KONFLIK antarumat beragama sejatinya bukan akibat diversitas budaya atau keliru dalam memaknai kebebasan berekspresi, melainkan diproduksi dan diorkestrasi oleh political entrepreneur demi tujuan kekuasaan.
Adagium di atas terbukti manakala polisi pekan lalu membongkar Saracen, kelompok yang selama ini beroperasi memproduksi ujaran kebencian di media sosial. Semakin terbukti adagium tersebut ketika polisi mencium gelagat pabrik ujaran kebencian yang dikendalikan Saracen terkait persiapan Pemilu Presiden 2019. Polisi mengantongi bukti percakapan tersangka dengan seseorang yang membicarakan persiapan pilpres.
Joko Widodo yang saat ini menjabat presiden dipastikan bakal menjadi kandidat presiden petahana pada Pilpres 2019. Saracen kerap menjadikan Jokowi sebagai sasaran ujaran kebencian berbau agama. Tidak terlalu mengherankan sesungguhnya bila polisi mencium gelagat ujaran kebencian yang diproduksi Saracen terkait dengan persiapan pilpres.
Kita tentu masih terkenang-kenang pilkada DKI yang penuh sesak dengan ujaran kebencian. Ujaran kebencian itu memantik ketegangan di masyarakat. Bukan tidak mungkin ujaran kebencian itu diproduksi dan diorkestrasi oleh political entrepreneur untuk meraih kekuasaan di Ibu Kota.
Political entrepreneur semacam Saracen dan para pemesannya mungkin belajar dari sukses pilkada DKI. Meski serangan ujaran kebencian terhadap Jokowi sudah pernah dicoba pada Pilpres 2014 dan gagal, meluasnya penggunaan media sosial membuat mereka hendak meniru sukses di Pilkada DKI dengan melancarkan ujaran kebencian melalui media sosial tersebut.
Dewasa ini pengguna internet sebagai infrastruktur dasar media sosial di Indonesia mencapai 180 juta orang. Namun, luasnya penggunaan media sosial tak diimbangi literasi media sosial. Walhasil, mereka menjadi target empuk penyebaran ujaran kebencian melalui media sosial.
Kita tak bisa menolak perkembangan dan kemajuan tekonologi digital. Yang mesti kita lakukan beradaptasi dan mengantisipasinya, termasuk dalam konteks penyebaran ujaran kebencian melalui media sosial.
Adaptasi dan antisipasi pertama yang mesti kita lakukan ialah menumbuhkan literasi media sosial supaya masyarakat melek atau cakap dalam menggunakan media sosial. Kita harus melakukan pendidikan politik bahwa menggunakan agama sebagai senjata untuk meraih kekuasaan sangat bertentangan dengan keadaban politik dan moral agama supaya orang tak lekas percaya dengan ujaran kebencian dan memviralkannya.
Adaptasi dan antisipasi lain yang bisa kita lakukan ialah menyusun regulasi yang lebih tegas dan spesifik. Regulasi, misalnya, mesti mengatur siapa pun yang terbukti menggunakan ujaran kebencian dalam pilkada atau pemilu serentak, pencalonan atau kemenangannya akan dianulir atau dibatalkan.
Para pemangku kepentingan mesti tegas menerapkan regulasi. Komisi Pemilihan Umum tak perlu ragu menganulir kandidat yang terbukti melancarkan ujaran kebencian. Mahkamah Konstitusi pun tak usah bimbang menganulir kemenangan kandidat yang unggul karena mengorkestrasi ujaran kebencian.

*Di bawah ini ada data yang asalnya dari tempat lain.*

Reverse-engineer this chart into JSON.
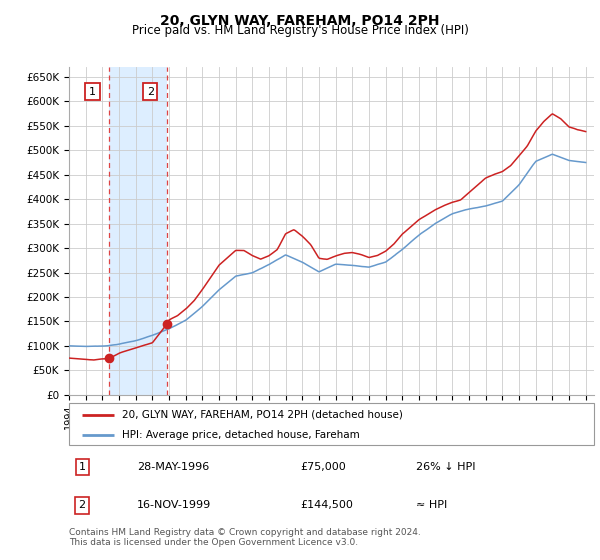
{
  "title": "20, GLYN WAY, FAREHAM, PO14 2PH",
  "subtitle": "Price paid vs. HM Land Registry's House Price Index (HPI)",
  "ylim": [
    0,
    670000
  ],
  "yticks": [
    0,
    50000,
    100000,
    150000,
    200000,
    250000,
    300000,
    350000,
    400000,
    450000,
    500000,
    550000,
    600000,
    650000
  ],
  "hpi_color": "#6699cc",
  "price_color": "#cc2222",
  "transaction1_x": 1996.41,
  "transaction1_y": 75000,
  "transaction1_label": "1",
  "transaction2_x": 1999.88,
  "transaction2_y": 144500,
  "transaction2_label": "2",
  "legend_line1": "20, GLYN WAY, FAREHAM, PO14 2PH (detached house)",
  "legend_line2": "HPI: Average price, detached house, Fareham",
  "table_row1_num": "1",
  "table_row1_date": "28-MAY-1996",
  "table_row1_price": "£75,000",
  "table_row1_hpi": "26% ↓ HPI",
  "table_row2_num": "2",
  "table_row2_date": "16-NOV-1999",
  "table_row2_price": "£144,500",
  "table_row2_hpi": "≈ HPI",
  "footnote1": "Contains HM Land Registry data © Crown copyright and database right 2024.",
  "footnote2": "This data is licensed under the Open Government Licence v3.0.",
  "xmin": 1994.0,
  "xmax": 2025.5,
  "shade_between_color": "#ddeeff",
  "vline_color": "#dd4444",
  "box_edge_color": "#cc2222",
  "hpi_anchors_x": [
    1994.0,
    1995.0,
    1996.0,
    1996.41,
    1997.0,
    1998.0,
    1999.0,
    2000.0,
    2001.0,
    2002.0,
    2003.0,
    2004.0,
    2005.0,
    2006.0,
    2007.0,
    2008.0,
    2009.0,
    2010.0,
    2011.0,
    2012.0,
    2013.0,
    2014.0,
    2015.0,
    2016.0,
    2017.0,
    2018.0,
    2019.0,
    2020.0,
    2021.0,
    2022.0,
    2023.0,
    2024.0,
    2025.0
  ],
  "hpi_anchors_y": [
    100000,
    99000,
    100000,
    101000,
    104000,
    111000,
    122000,
    135000,
    152000,
    180000,
    215000,
    243000,
    250000,
    267000,
    287000,
    272000,
    252000,
    268000,
    265000,
    262000,
    272000,
    298000,
    328000,
    352000,
    372000,
    382000,
    388000,
    398000,
    432000,
    480000,
    495000,
    482000,
    478000
  ],
  "price_anchors_x": [
    1994.0,
    1995.0,
    1995.5,
    1996.0,
    1996.41,
    1997.0,
    1997.5,
    1998.0,
    1998.5,
    1999.0,
    1999.88,
    2000.0,
    2000.5,
    2001.0,
    2001.5,
    2002.0,
    2002.5,
    2003.0,
    2003.5,
    2004.0,
    2004.5,
    2005.0,
    2005.5,
    2006.0,
    2006.5,
    2007.0,
    2007.5,
    2008.0,
    2008.5,
    2009.0,
    2009.5,
    2010.0,
    2010.5,
    2011.0,
    2011.5,
    2012.0,
    2012.5,
    2013.0,
    2013.5,
    2014.0,
    2014.5,
    2015.0,
    2015.5,
    2016.0,
    2016.5,
    2017.0,
    2017.5,
    2018.0,
    2018.5,
    2019.0,
    2019.5,
    2020.0,
    2020.5,
    2021.0,
    2021.5,
    2022.0,
    2022.5,
    2023.0,
    2023.5,
    2024.0,
    2024.5,
    2025.0
  ],
  "price_anchors_y": [
    75000,
    73000,
    72000,
    74000,
    75000,
    86000,
    92000,
    97000,
    102000,
    107000,
    144500,
    153000,
    162000,
    175000,
    192000,
    215000,
    240000,
    265000,
    280000,
    295000,
    295000,
    285000,
    278000,
    285000,
    298000,
    330000,
    338000,
    325000,
    308000,
    280000,
    278000,
    285000,
    290000,
    292000,
    288000,
    282000,
    286000,
    295000,
    310000,
    330000,
    345000,
    360000,
    370000,
    380000,
    388000,
    395000,
    400000,
    415000,
    430000,
    445000,
    452000,
    458000,
    470000,
    490000,
    510000,
    540000,
    560000,
    575000,
    565000,
    548000,
    542000,
    538000
  ]
}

Pembatalan pencalonan atau kemenangan kandidat barulah penegakan hukum bersifat administratif. Antisipasi terakhir yang mesti dilakukan ialah penegakan hukum pidana. Penyebaran ujaran kebencian jelas perbuatan pidana sebagaimana diatur antara lain dalam Undang-Undang Informasi dan Transaksi Elektronik (ITE).

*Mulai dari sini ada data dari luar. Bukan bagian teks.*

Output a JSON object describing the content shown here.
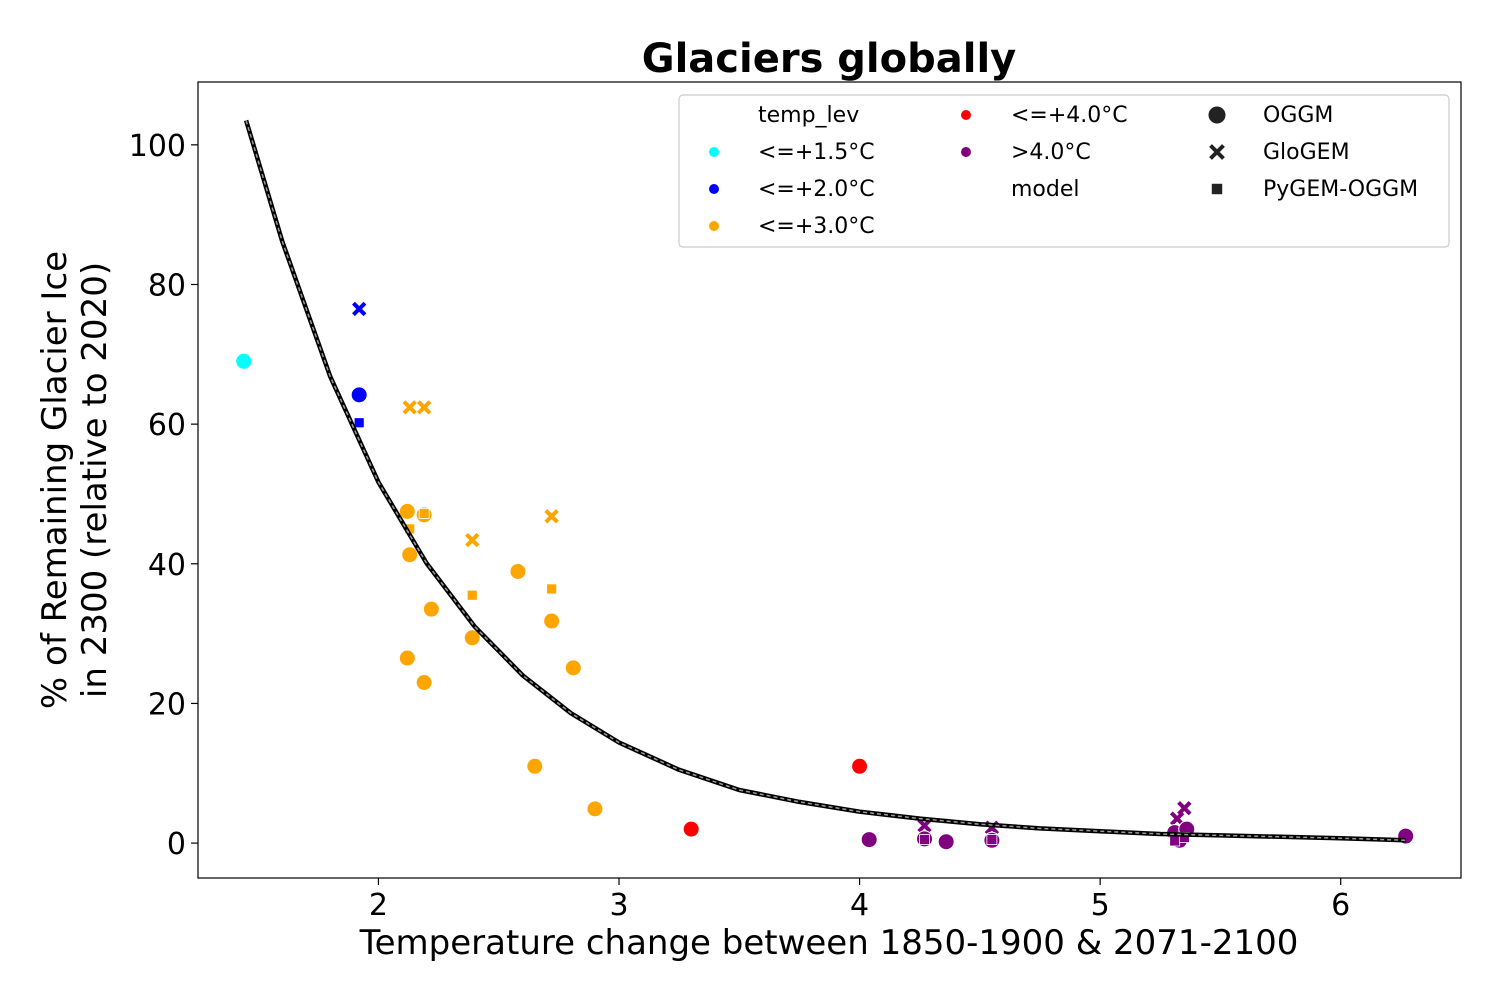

Kita mengapresiasi polisi yang mengungkap perkara Saracen dan menjadikan beberapa orang yang terlibat di dalamnya sebagai tersangka. Kita kini menunggu polisi mengungkap pemesan, pengguna, atau sponsor Saracen.
Adaptasi dan antisipasi penyebaran ujaran kebencian di media sosial melalui literasi, regulasi, serta penegakan hukum kiranya menghadirkan efek jera kepada para political entrepreneur. Political entrepreneur memang harus dibikin jera karena mereka tak ubahnya teroris atau lebih pasnya political terrorist, teroris politik. Sebagaimana teroris, political entrepreuner mengatasnamakan agama untuk mencapai kekuasaan.